Postergação do recolhimento do FGTS (Artigos 19 a 25 da MP 927/2020)

Fundo de Garantia do Tempo de Serviço (FGTS) é um fundo criado com o objetivo de proteger o trabalhador que for demitido sem justa causa, sendo obrigação dos empregadores depositam em contas abertas na Caixa Econômica Federal, no início de cada mês e em nome dos empregados, o valor correspondente a um percentual do salário bruto de cada funcionário. Geralmente 8% para o trabalhador regular.

A MP postergou a obrigatoriedade de recolhimento do FGTS das competências março, abril e maio de 2020 para o mês de julho de 2020, sendo que os valores devidos poderão ser pagos em 6 parcelas mensais, sendo a primeira parcela em julho de 2020, com vencimento todo dia 07 de cada mês.

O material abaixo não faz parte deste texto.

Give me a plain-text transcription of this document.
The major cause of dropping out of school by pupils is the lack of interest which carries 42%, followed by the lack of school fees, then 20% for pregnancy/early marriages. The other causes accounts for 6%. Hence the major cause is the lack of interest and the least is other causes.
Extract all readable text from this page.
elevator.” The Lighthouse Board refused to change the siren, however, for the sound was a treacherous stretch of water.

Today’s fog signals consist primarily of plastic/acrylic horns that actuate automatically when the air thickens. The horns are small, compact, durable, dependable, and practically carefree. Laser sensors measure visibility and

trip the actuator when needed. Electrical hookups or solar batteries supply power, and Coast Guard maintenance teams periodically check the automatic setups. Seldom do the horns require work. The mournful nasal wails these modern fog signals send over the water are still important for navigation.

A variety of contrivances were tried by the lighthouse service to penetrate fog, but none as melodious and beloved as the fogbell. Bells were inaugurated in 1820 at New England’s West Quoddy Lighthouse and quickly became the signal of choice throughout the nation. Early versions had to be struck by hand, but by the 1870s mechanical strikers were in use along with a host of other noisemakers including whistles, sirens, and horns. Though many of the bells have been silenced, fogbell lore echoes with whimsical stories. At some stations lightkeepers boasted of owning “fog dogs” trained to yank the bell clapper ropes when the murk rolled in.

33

Em ocorrendo a rescisão do contrato de trabalho, as parcelas ainda não recolhidas deverão ser pagas sem a incidência de multa e juros, juntamente com o depósito do FGTS relativo à rescisão.

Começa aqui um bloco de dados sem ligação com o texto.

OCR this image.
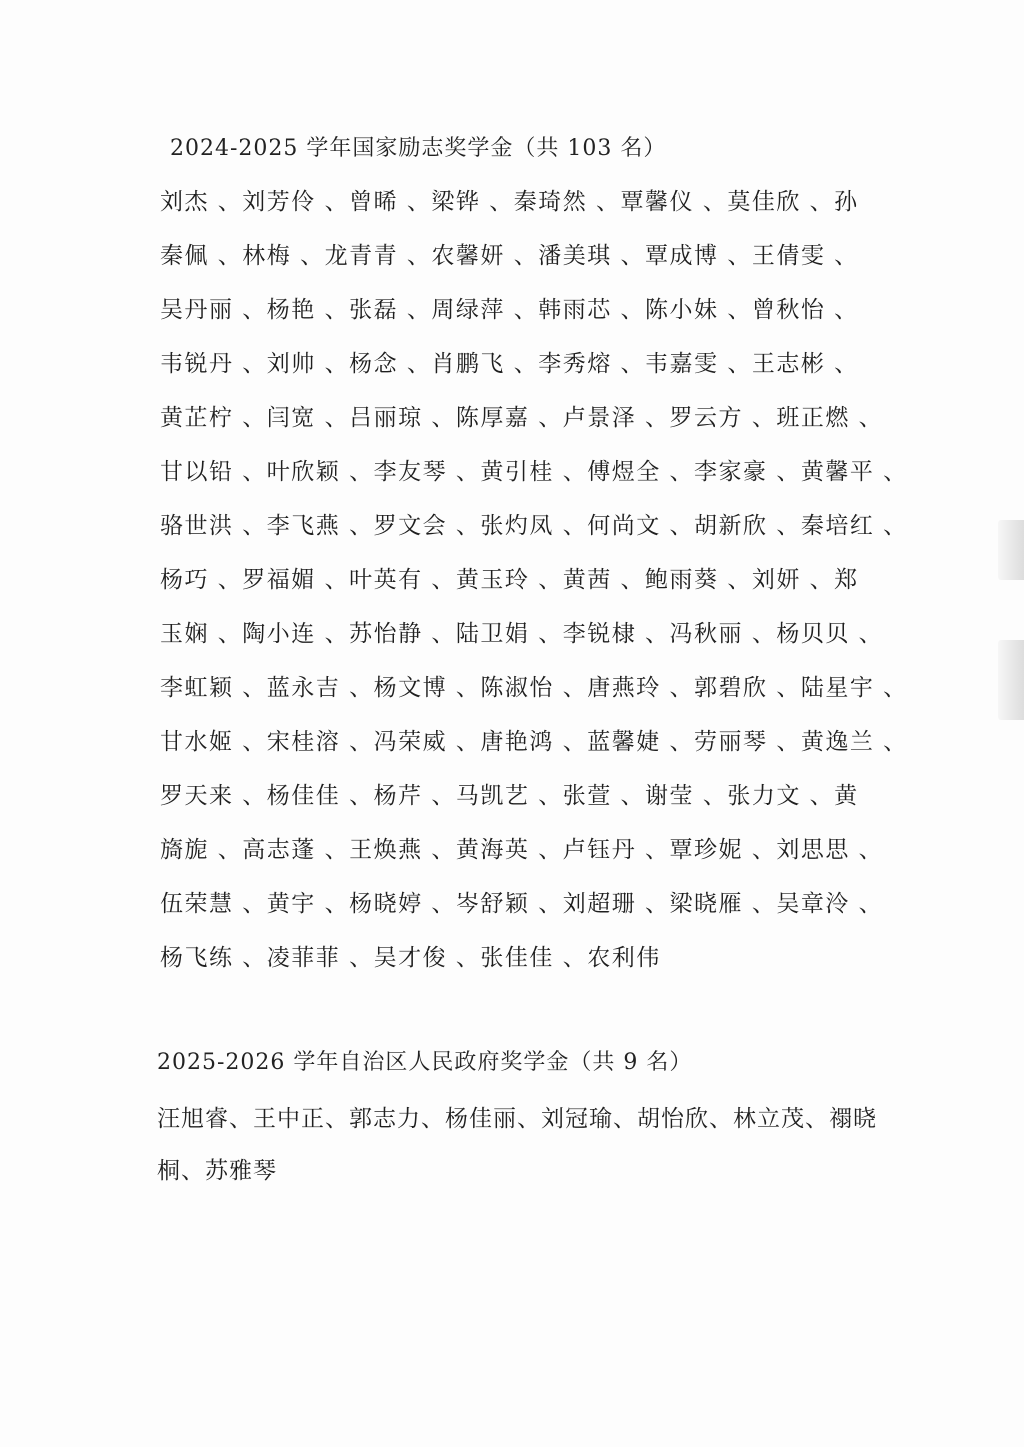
2024-2025 学年国家励志奖学金（共 103 名）
刘杰 、刘芳伶 、曾晞 、梁铧 、秦琦然 、覃馨仪 、莫佳欣 、孙
秦佩 、林梅 、龙青青 、农馨妍 、潘美琪 、覃成博 、王倩雯 、
吴丹丽 、杨艳 、张磊 、周绿萍 、韩雨芯 、陈小妹 、曾秋怡 、
韦锐丹 、刘帅 、杨念 、肖鹏飞 、李秀熔 、韦嘉雯 、王志彬 、
黄芷柠 、闫宽 、吕丽琼 、陈厚嘉 、卢景泽 、罗云方 、班正燃 、
甘以铅 、叶欣颖 、李友琴 、黄引桂 、傅煜全 、李家豪 、黄馨平 、
骆世洪 、李飞燕 、罗文会 、张灼凤 、何尚文 、胡新欣 、秦培红 、
杨巧 、罗福媚 、叶英有 、黄玉玲 、黄茜 、鲍雨葵 、刘妍 、郑
玉娴 、陶小连 、苏怡静 、陆卫娟 、李锐棣 、冯秋丽 、杨贝贝 、
李虹颖 、蓝永吉 、杨文博 、陈淑怡 、唐燕玲 、郭碧欣 、陆星宇 、
甘水姬 、宋桂溶 、冯荣威 、唐艳鸿 、蓝馨婕 、劳丽琴 、黄逸兰 、
罗天来 、杨佳佳 、杨芹 、马凯艺 、张萱 、谢莹 、张力文 、黄
旖旎 、高志蓬 、王焕燕 、黄海英 、卢钰丹 、覃珍妮 、刘思思 、
伍荣慧 、黄宇 、杨晓婷 、岑舒颖 、刘超珊 、梁晓雁 、吴章泠 、
杨飞练 、凌菲菲 、吴才俊 、张佳佳 、农利伟
2025-2026 学年自治区人民政府奖学金（共 9 名）
汪旭睿、王中正、郭志力、杨佳丽、刘冠瑜、胡怡欣、林立茂、禤晓
桐、苏雅琴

Outras Disposições (Artigos 28 a 36 da MP 927/2020)

⦁ a.           Suspensão, durante o prazo de 180 dias contados a partir de 22/03/2020, dos prazos processuais para apresentação de defesa e recursos em processos administrativos (autos de infração) de natureza trabalhista e notificações de débitos de FGTS (Art. 28).

⦁ b.           Os casos de contaminação de Coronavírus, salvo efetiva comprovação do nexo causal, não serão considerados de natureza ocupacional.

⦁ c.            As Convenções Coletivas de Trabalho e os Acordos Coletivos de Trabalho vencidos ou vincendos no prazo de 180 dias poderão ser prorrogados a critério do empregador pelo prazo de 90 dias, contados do final do prazo de validade.

⦁ d.           Salvo situações estritas, os Auditores do Trabalho atuarão de maneira orientadora.

⦁ e.           A Medida Provisória também se aplica, no que couber, ao Trabalho Temporário (Lei nº 6.019, de 3 de janeiro de 1974), ao Trabalho Rural (Lei nº 5.889, de 8 de junho de 1973) e ao Trabalho Doméstico (Lei Complementar nº 150, de 1º de junho de 2015).

⦁ f.            As medidas trabalhistas adotadas no período de 30 (trinta) dias anteriores à Medida Provisória, desde que não contraditórias, ficam convalidadas.

Obs.: Quanto ao artigo 18 da MP n.º 927/2020, que versava sobre a possibilidade de suspensão dos contratos de trabalho vigentes por até 4 meses, para os setores mais afetados pela crise decorrente da pandemia, cumpre-nos informar que este artigo foi revogado pelo Presidente da República nesta data (23).
 
Como se trata de uma Medida Provisória, o texto, com os outros pontos que não foram revogados, passa a valer imediatamente e as medidas trabalhistas podem ser aplicadas pelos empregadores, mas ainda precisa ser aprovado pelo Congresso Nacional no prazo de até 120 dias para não perder a validade. O Governo Federal defende a proposta como forma de evitar demissões em massa.

Entendemos que a referida medida se trata de importante mecanismo que permite as partes, empregador e empregado, por meio de um acordo individual de trabalho, estabelecer regras para flexibilização do contrato de trabalho durante a crise decorrente da propagação do novo coronavírus (Covid-19).

Na manhã desta segunda-feira (23), o secretário especial da Previdência e Trabalho, Bruno Bianco, afirmou que uma próxima Medida Provisória, com vigência imediata, vai prever a possibilidade de antecipação do seguro-desemprego em casos de suspensão do contrato ou redução de jornada e salário.

Assim, certo é também que diversas medidas estão sendo tomadas, tanto pelo Governo Federal, quanto por alguns setores da economia, para que esse impacto seja minorado tanto quanto possível.

Ademais, novas medidas podem e devem ser tomadas ao longo os próximos dias para alcançar a estabilidade da economia.